About three quarters of the way down, the mangroves have now populated and taken over the reef. At about one o’clock we pull in alongside them and anchor in their shelter. Lunch and fall into our bunks exhausted, to recover from our long battle with the ocean, third world shopping and a sleepless night.

When I finally wake and having got my brain in gear, I start Blogging. Reaching for my net book which runs my navigating programme which is parallel with Lars’s, I go to check on the correct names of the places we have visited and cannot find it.

Soon we’re all searching for it. Impossible it’s nowhere to be found, so we call halt hoping it will magically reappear later.

Soon the dugouts start arriving. First two very giggly girls and as word spread whole families, with kids as small as two sitting in bows like little naked Buddahs completely confident in their craft but reduced to tears at the sight of these strange white people.

As school finishes we have the usual run of visitors and one them advises us that the approaching canoe contains a teacher from the junior school nearby. I’m below showing Colin, a very studious young man, around the yacht when I get a call to come on deck.

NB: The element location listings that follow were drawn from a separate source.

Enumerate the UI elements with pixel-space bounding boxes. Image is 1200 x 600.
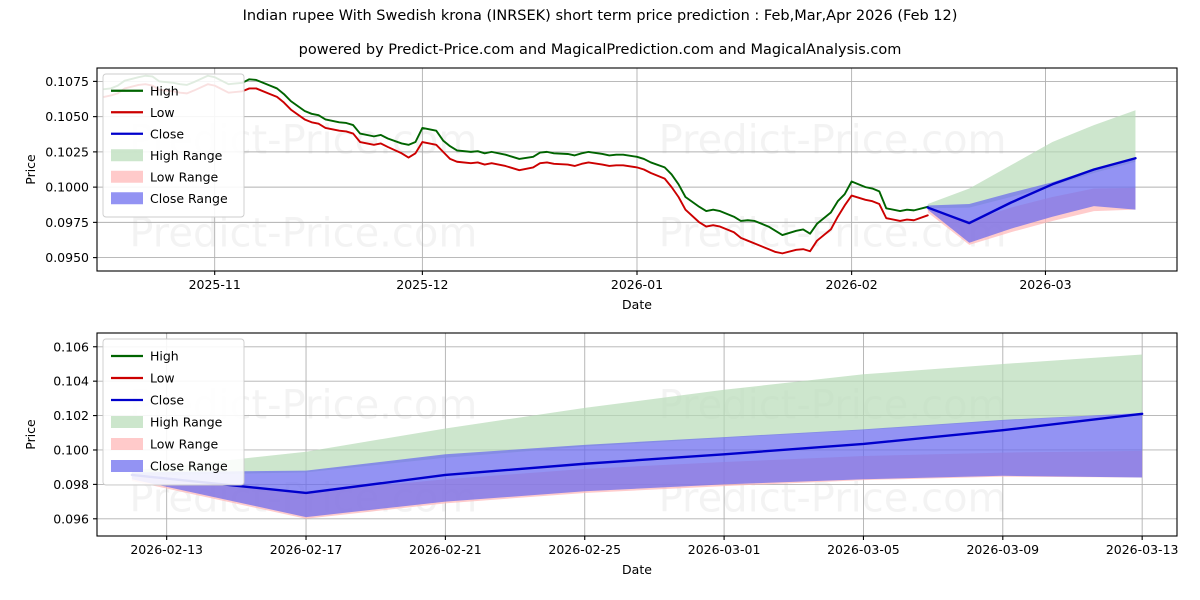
watermark-text: Predict-Price.com: [129, 211, 477, 257]
top-chart-axes: Predict-Price.comPredict-Price.comPredic…: [23, 67, 1178, 312]
legend-item-label: Close Range: [150, 459, 228, 474]
legend-item-close[interactable]: Close: [111, 393, 184, 408]
y-tick-label: 0.0950: [45, 250, 89, 265]
y-tick-label: 0.1050: [45, 109, 89, 124]
axes-frame: [96, 67, 1178, 272]
legend-item-label: Low Range: [150, 437, 219, 452]
x-tick-label: 2026-02-25: [548, 542, 621, 557]
legend-item-close-range[interactable]: Close Range: [111, 459, 228, 474]
x-tick-label: 2026-03-05: [827, 542, 900, 557]
legend-item-label: High Range: [150, 148, 223, 163]
legend-patch-swatch: [111, 416, 143, 428]
x-tick-label: 2026-03-09: [966, 542, 1039, 557]
x-axis-label: Date: [622, 562, 652, 577]
y-tick-label: 0.100: [53, 442, 89, 457]
x-tick-label: 2026-02-17: [270, 542, 343, 557]
x-axis-ticks: 2025-11 2025-12 2026-01 2026-02 2026-03: [189, 271, 1072, 292]
bottom-chart-axes: Predict-Price.comPredict-Price.comPredic…: [23, 332, 1178, 577]
y-tick-label: 0.0975: [45, 215, 89, 230]
y-axis-label: Price: [23, 419, 38, 450]
legend-item-label: Low: [150, 105, 175, 120]
legend-item-label: Low: [150, 371, 175, 386]
legend-patch-swatch: [111, 170, 143, 183]
y-tick-label: 0.106: [53, 339, 89, 354]
y-tick-label: 0.1000: [45, 180, 89, 195]
legend: High Low Close High Range Low Range Close Ran…: [102, 338, 245, 486]
y-tick-label: 0.1075: [45, 74, 89, 89]
legend-item-high[interactable]: High: [111, 349, 179, 364]
x-axis-ticks: 2026-02-13 2026-02-17 2026-02-21 2026-02-25…: [130, 536, 1178, 557]
legend-item-label: High Range: [150, 415, 223, 430]
x-tick-label: 2025-11: [189, 277, 241, 292]
chart-title: Indian rupee With Swedish krona (INRSEK)…: [242, 8, 958, 24]
legend-item-close-range[interactable]: Close Range: [111, 191, 228, 206]
x-tick-label: 2026-03: [1019, 277, 1071, 292]
legend-patch-swatch: [111, 149, 143, 162]
legend-item-high[interactable]: High: [111, 83, 179, 98]
high-range-band: [131, 354, 1143, 476]
legend-item-low[interactable]: Low: [111, 371, 175, 386]
x-tick-label: 2026-03-01: [688, 542, 761, 557]
legend-item-high-range[interactable]: High Range: [111, 148, 223, 163]
legend: High Low Close High Range Low Range Close Ran…: [102, 73, 245, 218]
close-range-band: [131, 412, 1143, 518]
y-axis-label: Price: [23, 154, 38, 185]
y-tick-label: 0.104: [53, 374, 89, 389]
y-tick-label: 0.1025: [45, 144, 89, 159]
chart-subtitle: powered by Predict-Price.com and Magical…: [298, 42, 902, 58]
close-range-band: [927, 157, 1136, 243]
x-tick-label: 2026-01: [611, 277, 663, 292]
high-range-band: [927, 110, 1136, 209]
legend-item-label: High: [150, 83, 179, 98]
axes-frame: [96, 332, 1178, 537]
x-tick-label: 2026-02: [825, 277, 877, 292]
series-group: [130, 354, 1144, 519]
x-axis-label: Date: [622, 297, 652, 312]
x-tick-label: 2026-02-13: [130, 542, 203, 557]
legend-item-label: Close Range: [150, 191, 228, 206]
legend-item-label: High: [150, 349, 179, 364]
close-line: [130, 412, 1144, 495]
legend-item-low-range[interactable]: Low Range: [111, 437, 219, 452]
legend-item-high-range[interactable]: High Range: [111, 415, 223, 430]
y-tick-label: 0.096: [53, 511, 89, 526]
legend-item-low-range[interactable]: Low Range: [111, 169, 219, 184]
x-tick-label: 2026-03-13: [1106, 542, 1179, 557]
y-tick-label: 0.102: [53, 408, 89, 423]
close-line: [926, 157, 1137, 225]
legend-item-low[interactable]: Low: [111, 105, 175, 120]
x-tick-label: 2026-02-21: [409, 542, 482, 557]
legend-item-label: Close: [150, 393, 184, 408]
y-axis-ticks: 0.0950 0.0975 0.1000 0.1025 0.1050 0.1075: [45, 74, 97, 265]
y-tick-label: 0.098: [53, 477, 89, 492]
x-tick-label: 2025-12: [396, 277, 448, 292]
y-axis-ticks: 0.096 0.098 0.100 0.102 0.104 0.106: [53, 339, 97, 526]
legend-patch-swatch: [111, 460, 143, 472]
watermark-text: Predict-Price.com: [659, 117, 1007, 163]
legend-item-label: Close: [150, 126, 184, 141]
legend-item-label: Low Range: [150, 169, 219, 184]
legend-patch-swatch: [111, 438, 143, 450]
legend-item-close[interactable]: Close: [111, 126, 184, 141]
legend-patch-swatch: [111, 192, 143, 205]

William, the teacher has asked Lars if we are missing anything, to which we confirm in the positive. Apparently he and his friend Francis are aware someone has been on board and stolen something, “Leave it with me,” says Francis. Encouraged we agree to meet him tomorrow as he assures us it should be resolved.

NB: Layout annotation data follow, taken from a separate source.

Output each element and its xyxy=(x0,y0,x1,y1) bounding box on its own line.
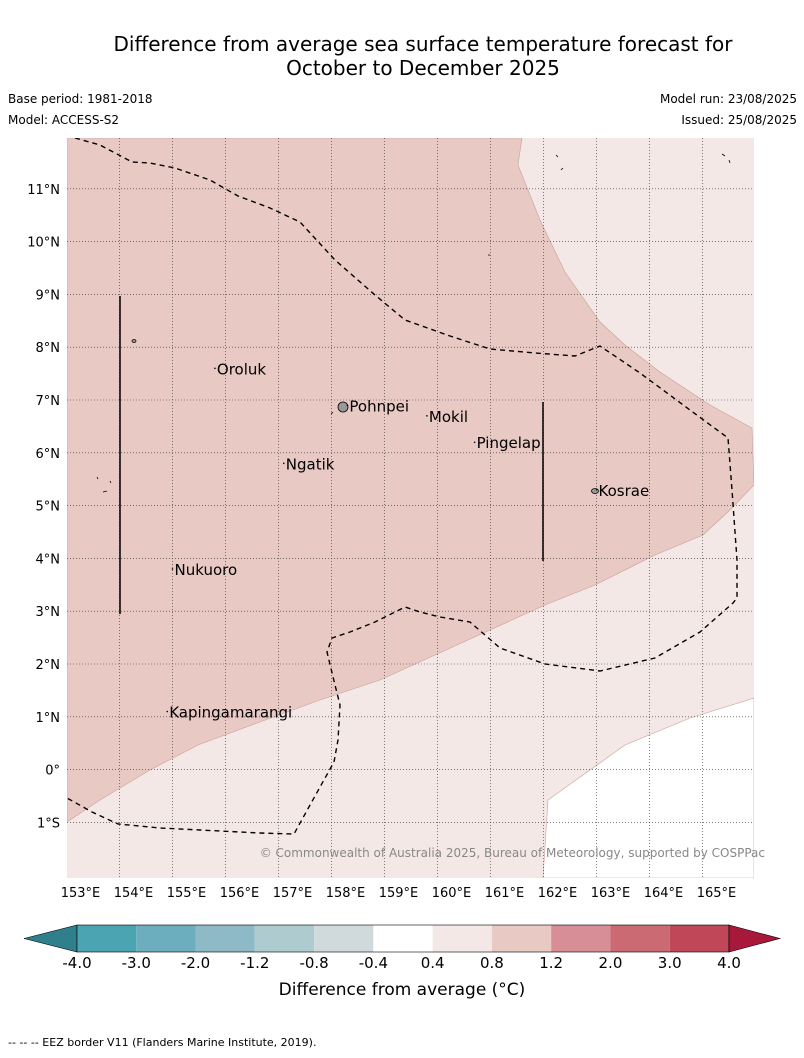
colorbar-segment xyxy=(491,925,552,952)
colorbar-segment xyxy=(610,925,670,952)
place-marker xyxy=(473,441,476,444)
lat-tick-label: 1°S xyxy=(37,816,60,831)
colorbar-segment xyxy=(432,925,492,952)
title-line-2: October to December 2025 xyxy=(286,56,560,80)
eez-border-north xyxy=(67,138,738,835)
colorbar-segment xyxy=(669,925,729,952)
eez-footnote: -- -- -- EEZ border V11 (Flanders Marine… xyxy=(8,1036,317,1049)
colorbar-segment xyxy=(77,925,137,952)
lon-tick-label: 165°E xyxy=(697,886,737,901)
longitude-ticks: 153°E 154°E 155°E 156°E 157°E 158°E 159°E 160°E… xyxy=(61,886,737,901)
colorbar-segment xyxy=(373,925,433,952)
anomaly-band-neutral xyxy=(542,697,754,878)
lon-tick-label: 154°E xyxy=(114,886,154,901)
chart-title: Difference from average sea surface temp… xyxy=(0,32,804,80)
lon-tick-label: 159°E xyxy=(379,886,419,901)
place-label: Pohnpei xyxy=(349,397,409,415)
colorbar-segment xyxy=(195,925,255,952)
place-label: Mokil xyxy=(429,408,468,426)
place-marker xyxy=(171,568,174,570)
colorbar-segment xyxy=(136,925,196,952)
colorbar-tick-label: -0.8 xyxy=(299,954,328,972)
lat-tick-label: 3°N xyxy=(36,605,61,620)
lon-tick-label: 156°E xyxy=(220,886,260,901)
islands xyxy=(96,153,731,494)
lon-tick-label: 163°E xyxy=(591,886,631,901)
base-period: Base period: 1981-2018 xyxy=(8,92,153,106)
colorbar-tick-label: 0.4 xyxy=(421,954,445,972)
colorbar: -4.0 -3.0 -2.0 -1.2 -0.8 -0.4 0.4 0.8 1.2 2.0 3.0 4… xyxy=(23,924,782,972)
lat-tick-label: 4°N xyxy=(36,552,61,567)
colorbar-tick-label: -3.0 xyxy=(122,954,151,972)
lon-tick-label: 157°E xyxy=(273,886,313,901)
issued-date: Issued: 25/08/2025 xyxy=(681,113,797,127)
boundary-lines xyxy=(119,296,544,614)
place-marker xyxy=(595,488,598,491)
lon-tick-label: 158°E xyxy=(326,886,366,901)
lon-tick-label: 160°E xyxy=(432,886,472,901)
place-label: Ngatik xyxy=(286,455,335,473)
lon-tick-label: 153°E xyxy=(61,886,101,901)
place-marker xyxy=(166,710,168,713)
place-label: Kapingamarangi xyxy=(169,704,292,722)
lat-tick-label: 6°N xyxy=(36,447,61,462)
place-label: Kosrae xyxy=(599,482,650,500)
small-island xyxy=(131,339,137,343)
map-fill-layer xyxy=(67,138,754,878)
colorbar-tick-label: -0.4 xyxy=(359,954,388,972)
colorbar-tick-label: 2.0 xyxy=(599,954,623,972)
place-labels: Oroluk Pohnpei Mokil Pingelap Ngatik Kosrae Nu… xyxy=(166,360,650,722)
colorbar-tick-label: -1.2 xyxy=(240,954,269,972)
place-label: Nukuoro xyxy=(175,561,238,579)
place-marker xyxy=(214,367,216,370)
lon-tick-label: 161°E xyxy=(485,886,525,901)
eez-borders xyxy=(67,138,738,835)
lon-tick-label: 155°E xyxy=(167,886,207,901)
place-marker xyxy=(426,415,428,417)
colorbar-extend-high xyxy=(728,924,782,953)
colorbar-segment xyxy=(314,925,374,952)
lat-tick-label: 11°N xyxy=(27,183,60,198)
lat-tick-label: 1°N xyxy=(36,711,61,726)
colorbar-tick-label: 1.2 xyxy=(539,954,563,972)
colorbar-tick-label: -4.0 xyxy=(62,954,91,972)
colorbar-segment xyxy=(551,925,611,952)
colorbar-tick-label: 0.8 xyxy=(480,954,504,972)
lat-tick-label: 8°N xyxy=(36,341,61,356)
copyright-text: © Commonwealth of Australia 2025, Bureau… xyxy=(260,846,765,860)
place-label: Pingelap xyxy=(477,434,541,452)
lat-tick-label: 2°N xyxy=(36,658,61,673)
kosrae-island xyxy=(591,488,599,494)
lon-tick-label: 162°E xyxy=(538,886,578,901)
model-run: Model run: 23/08/2025 xyxy=(659,92,797,106)
lat-tick-label: 7°N xyxy=(36,394,61,409)
colorbar-tick-label: 3.0 xyxy=(658,954,682,972)
lat-tick-label: 9°N xyxy=(36,288,61,303)
lat-tick-label: 10°N xyxy=(27,236,60,251)
lon-tick-label: 164°E xyxy=(644,886,684,901)
colorbar-extend-low xyxy=(23,924,78,953)
model-name: Model: ACCESS-S2 xyxy=(8,113,120,127)
colorbar-tick-label: 4.0 xyxy=(717,954,741,972)
title-line-1: Difference from average sea surface temp… xyxy=(113,32,733,56)
colorbar-segment xyxy=(254,925,315,952)
atoll-marks xyxy=(96,153,731,493)
lat-tick-label: 5°N xyxy=(36,500,61,515)
colorbar-tick-label: -2.0 xyxy=(181,954,210,972)
latitude-ticks: 11°N 10°N 9°N 8°N 7°N 6°N 5°N 4°N 3°N 2°N 1°N 0° 1°S xyxy=(27,183,60,832)
colorbar-label: Difference from average (°C) xyxy=(278,980,526,1000)
pohnpei-island xyxy=(337,401,349,413)
lat-tick-label: 0° xyxy=(45,764,60,779)
place-label: Oroluk xyxy=(217,360,266,378)
place-marker xyxy=(346,404,349,407)
graticule xyxy=(67,138,754,878)
anomaly-band-0.8-1.2 xyxy=(67,138,754,823)
place-marker xyxy=(283,462,285,465)
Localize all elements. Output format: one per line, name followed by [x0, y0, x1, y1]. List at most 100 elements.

We are very shocked and disappointed, probably as much as they are that such a slur should be put on the village. But at least my sanity is no longer called into question and we hope for the best.

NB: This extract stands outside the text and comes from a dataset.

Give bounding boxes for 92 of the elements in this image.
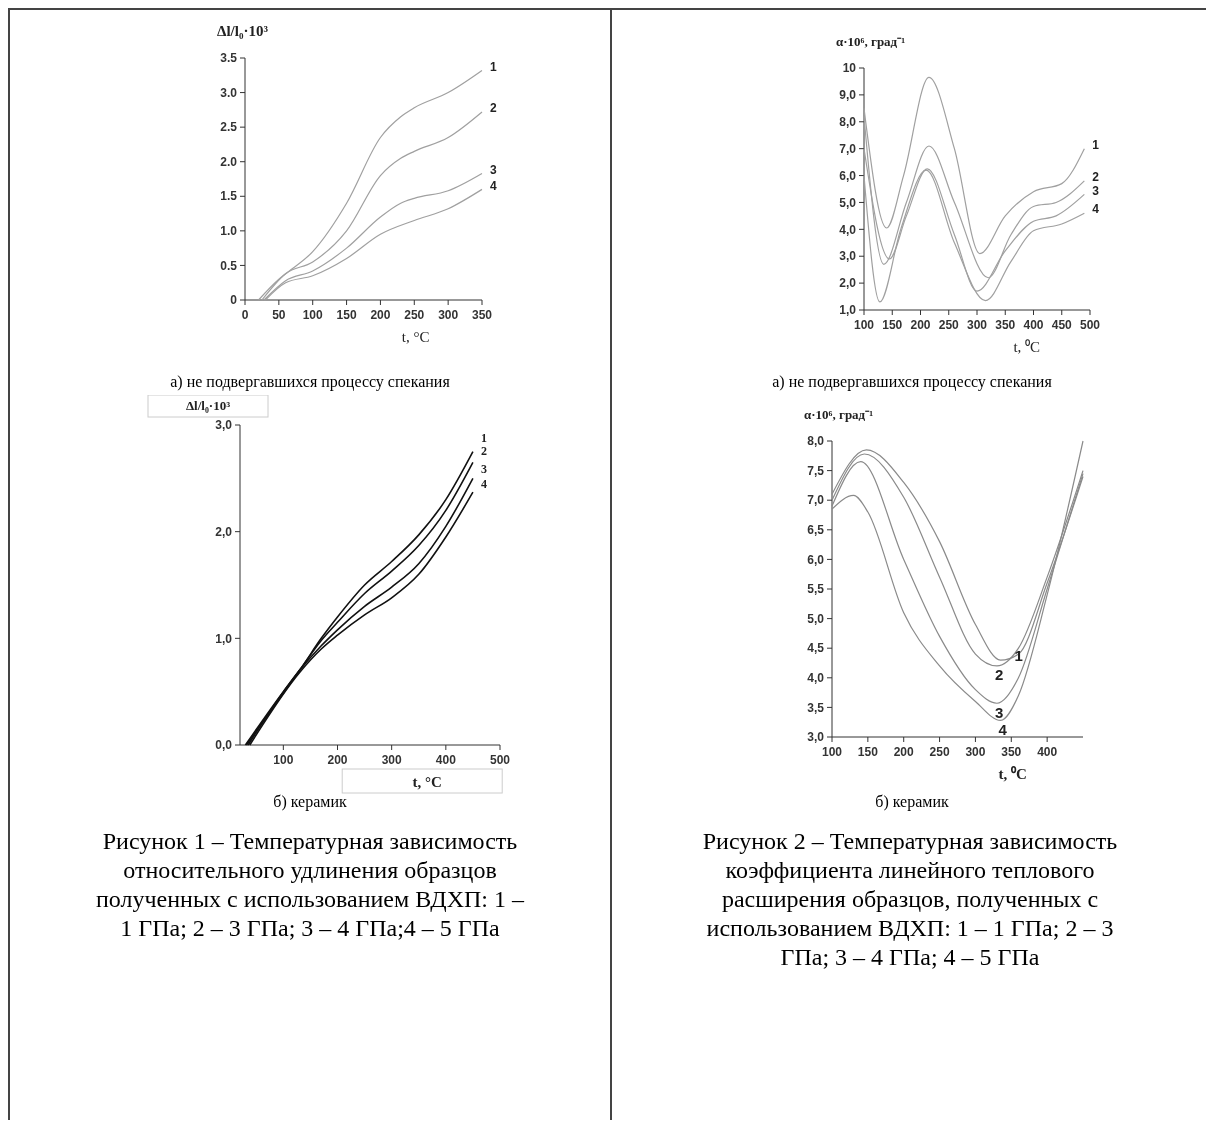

By around 6 pm we must have “Lolipoped” every child in the village when one last family canoe arrives with Prudence and her daughter. She has the most beautiful shell necklaces she wishes to sell and after some hard bargaining $50 and a bag of rice are exchanged for a couple of pieces.

Shan thinks I bargain to hard and smitten with conscience rushes up with a top for her making both of them feel better I guess!

Others are not so grateful.  A young muscular, tattooed youth asks if we have a football. Surprise, surprise! Lars goes rooting and appears with a shiny new ball, but this was sneered at as being too light for football. Take it or leave is the deal, in fact you can give us one of those shells you wanted to trade for it. Deal done.

Finally all are sent home and we settle down to “Happy Hour” with our gin, dinner and a read, exhausted after all that entertaining.